Identifying pathogenic contributors of radiodermatitis ameliorated by Smad7-based targeting in canine and mouse models

Yao Ke; Mary-Keara Boss; Braden Burdekin; Ben-Zheng Li; Li Bian; Donna Wang; Suyan Wang; Ber-In Lee; Patricia Gualtieri; Erin Trageser; Christian D Young; Xiao-Jing Wang

doi:10.1016/j.ijrobp.2025.05.082

Identifying pathogenic contributors of radiodermatitis ameliorated by Smad7-based targeting in canine and mouse models

Int J Radiat Oncol Biol Phys. 2025 Jun 16:S0360-3016(25)03902-1. doi: 10.1016/j.ijrobp.2025.05.082. Online ahead of print.

Authors

Yao Ke¹, Mary-Keara Boss², Braden Burdekin³, Ben-Zheng Li⁴, Li Bian⁵, Donna Wang⁶, Suyan Wang⁶, Ber-In Lee³, Patricia Gualtieri³, Erin Trageser³, Christian D Young⁷, Xiao-Jing Wang⁸

Affiliations

¹ Department of Pathology & Laboratory Medicine, University of California Davis Medical Center, Sacramento, CA; Department of Pathology, School of Medicine, University of Colorado, Anschutz Medical Campus, Aurora, CO.
² Department of Environmental and Radiological Health Sciences, Colorado State University, Fort Collins, CO. Electronic address: Keara.Boss@colostate.edu.
³ Department of Environmental and Radiological Health Sciences, Colorado State University, Fort Collins, CO.
⁴ Department of Physiology and Biophysics, University of Colorado, Anschutz Medical Campus, Aurora, CO.
⁵ Department of Pathology, School of Medicine, University of Colorado, Anschutz Medical Campus, Aurora, CO.
⁶ Allander Biotechnologies, Aurora, CO.
⁷ Department of Pathology, School of Medicine, University of Colorado, Anschutz Medical Campus, Aurora, CO; Allander Biotechnologies, Aurora, CO. Electronic address: Christian.Young@allanderbiotech.com.
⁸ Department of Pathology & Laboratory Medicine, University of California Davis Medical Center, Sacramento, CA; Department of Pathology, School of Medicine, University of Colorado, Anschutz Medical Campus, Aurora, CO; Allander Biotechnologies, Aurora, CO. Electronic address: drxwang@ucdavis.edu.

PMID: 40532891
DOI: 10.1016/j.ijrobp.2025.05.082

Abstract

Purpose: Acute radiodermatitis is a significant complication of radiotherapy (RT) treatment without effective therapy. This study aims to establish a canine radiodermatitis model and explore a therapeutic intervention to treat radiodermatitis.

Methods: AND.

Materials: We developed a canine radiodermatitis model using hypofractionated RT regimens and evaluated the therapeutic potential of topical Tat-PYC-Smad7, a Smad7-based biologic targeting TGFβ and NFκB signaling pathways. Skin biopsies were collected before RT, after radiodermatitis onset, and post-treatment for histopathology, immunostaining, and RNA sequencing (RNAseq). ELISA assessed systemic absorption and anti-drug antibody (ADA) responses. We also examined radiodermatitis in K5.Smad7 transgenic mice, which overexpress Smad7 in the epidermis. WT and K5.Smad7 mice underwent skin irradiation; radiation-induced dermatitis was monitored and analyzed by histopathology and immunostaining.

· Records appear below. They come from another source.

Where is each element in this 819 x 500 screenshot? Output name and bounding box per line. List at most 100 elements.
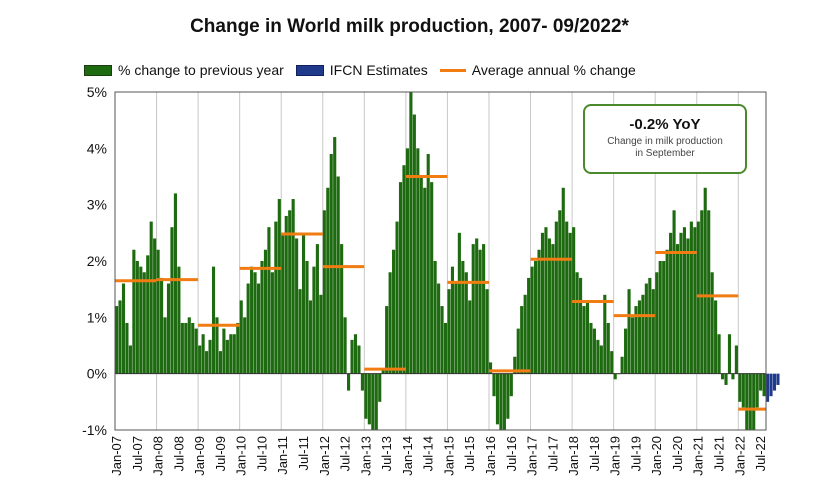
bar-yoy xyxy=(495,373,500,425)
bar-yoy xyxy=(211,266,216,374)
bar-yoy xyxy=(488,362,493,374)
bar-yoy xyxy=(395,221,399,374)
bar-yoy xyxy=(340,244,344,374)
bar-yoy xyxy=(239,300,243,374)
bar-yoy xyxy=(533,261,538,374)
bar-yoy xyxy=(222,328,226,374)
bar-yoy xyxy=(675,244,680,374)
bar-yoy xyxy=(385,306,389,374)
bar-yoy xyxy=(333,137,337,374)
bar-yoy xyxy=(437,283,441,374)
bar-yoy xyxy=(627,289,631,374)
bar-yoy xyxy=(502,373,506,430)
bar-yoy xyxy=(741,373,745,408)
bar-yoy xyxy=(724,373,728,385)
bar-yoy xyxy=(738,373,742,402)
legend-label-yoy: % change to previous year xyxy=(118,62,284,78)
bar-yoy xyxy=(575,272,579,374)
bar-yoy xyxy=(135,261,139,374)
bar-yoy xyxy=(364,373,368,419)
x-tick-label: Jan-14 xyxy=(400,436,415,476)
x-tick-label: Jan-09 xyxy=(192,436,207,476)
x-tick-label: Jan-18 xyxy=(566,436,581,476)
bar-yoy xyxy=(582,306,586,374)
bar-yoy xyxy=(745,373,749,430)
legend: % change to previous year IFCN Estimates… xyxy=(84,60,648,80)
bar-yoy xyxy=(637,300,641,374)
bar-yoy xyxy=(700,210,704,374)
y-tick-label: 1% xyxy=(87,309,107,325)
bar-yoy xyxy=(402,165,406,374)
bar-yoy xyxy=(218,351,222,374)
bar-yoy xyxy=(755,373,759,408)
bar-yoy xyxy=(669,232,673,374)
legend-label-ifcn: IFCN Estimates xyxy=(329,62,428,78)
bar-yoy xyxy=(464,272,468,374)
bar-ifcn-estimate xyxy=(776,373,780,385)
bar-yoy xyxy=(378,373,382,402)
y-tick-label: 0% xyxy=(87,366,107,382)
bar-yoy xyxy=(426,153,430,374)
bar-yoy xyxy=(180,322,184,374)
bar-yoy xyxy=(319,294,323,374)
bar-yoy xyxy=(707,210,711,374)
bar-yoy xyxy=(246,283,250,374)
bar-yoy xyxy=(194,328,198,374)
x-tick-label: Jul-20 xyxy=(670,436,685,471)
bar-yoy xyxy=(506,373,510,419)
bar-yoy xyxy=(523,294,527,374)
bar-yoy xyxy=(596,339,600,374)
bar-yoy xyxy=(734,345,738,374)
bar-yoy xyxy=(132,249,136,374)
bar-yoy xyxy=(748,373,752,430)
bar-yoy xyxy=(423,187,427,374)
bar-yoy xyxy=(381,368,385,374)
bar-yoy xyxy=(440,306,444,374)
bar-yoy xyxy=(450,266,455,374)
bar-yoy xyxy=(357,345,361,374)
bar-yoy xyxy=(558,210,562,374)
bar-yoy xyxy=(430,182,434,374)
x-tick-label: Jul-16 xyxy=(504,436,519,471)
bar-yoy xyxy=(686,238,690,374)
bar-yoy xyxy=(229,334,233,374)
bar-yoy xyxy=(308,300,313,374)
x-tick-label: Jul-10 xyxy=(254,436,269,471)
x-tick-label: Jan-17 xyxy=(525,436,540,476)
bar-yoy xyxy=(128,345,132,374)
bar-yoy xyxy=(540,232,545,374)
legend-swatch-yoy xyxy=(84,64,112,76)
bar-yoy xyxy=(468,300,472,374)
bar-yoy xyxy=(260,261,264,374)
x-tick-label: Jan-11 xyxy=(275,436,290,475)
bar-yoy xyxy=(443,322,448,374)
bar-yoy xyxy=(256,283,261,374)
bar-yoy xyxy=(347,373,351,391)
bar-yoy xyxy=(752,373,756,430)
x-tick-label: Jul-19 xyxy=(628,436,643,471)
bar-yoy xyxy=(253,272,257,374)
bar-yoy xyxy=(662,261,666,374)
bar-yoy xyxy=(710,272,714,374)
x-tick-label: Jan-22 xyxy=(732,436,747,476)
legend-item-ifcn: IFCN Estimates xyxy=(295,62,428,78)
bar-yoy xyxy=(727,334,732,374)
bar-yoy xyxy=(177,266,181,374)
bar-yoy xyxy=(166,283,171,374)
bar-yoy xyxy=(630,317,635,374)
x-tick-label: Jan-10 xyxy=(234,436,249,476)
bar-yoy xyxy=(263,249,268,374)
bar-yoy xyxy=(714,300,718,374)
bar-yoy xyxy=(696,221,700,374)
bar-yoy xyxy=(142,272,146,374)
bar-yoy xyxy=(682,227,687,374)
bar-yoy xyxy=(416,148,420,374)
bar-yoy xyxy=(655,272,659,374)
bar-yoy xyxy=(291,199,295,374)
bar-yoy xyxy=(606,322,610,374)
bar-yoy xyxy=(703,187,707,374)
bar-yoy xyxy=(759,373,763,391)
bar-yoy xyxy=(322,210,326,374)
bar-yoy xyxy=(146,255,150,374)
bar-yoy xyxy=(243,317,247,374)
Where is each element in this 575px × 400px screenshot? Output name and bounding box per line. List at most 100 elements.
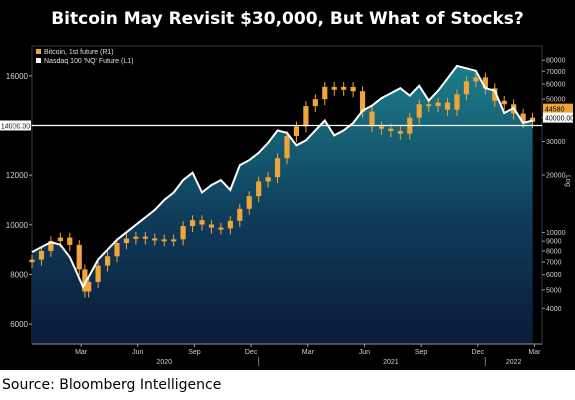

Results: Hypofractionated RT using doses of 25-40Gy in 5 fractions with 6 MV X-ray IMRT or 42-48Gy in 10 fractions with 50 kV superficial X-ray system induced radiodermatitis in dogs within two weeks post-RT. Tat-PYC-Smad7 treatment significantly reduced radiodermatitis severity, effectively penetrating keratinocytes and stromal cells without systemic absorption or ADA formation. RNAseq and immunostaining showed reduced DNA damage, neutrophil infiltration, and fibrotic response in treated lesions with inhibited TGFβ, NFκB, and JAK/STAT3 signaling. Consistently, K5.Smad7 mice exhibited accelerated radiodermatitis recovery with reduced inflammation and fibrotic response and improved DNA repair compared to WT mice.

Conclusion: Our study demonstrates that the newly developed radiodermatitis canine model is a valuable tool for studying molecular mechanisms and therapeutic interventions for radiodermatitis. Topical application of Tat-PYC-Smad7 mitigates radiodermatitis by targeting critical pathogenic pathways while minimizing systemic side effects. Similar findings in K5.Smad7 mice suggested that Tat-PYC-Smad7 therapeutic effects largely represent functions of Smad7 protein.

Keywords: healing; inflammation; side effect.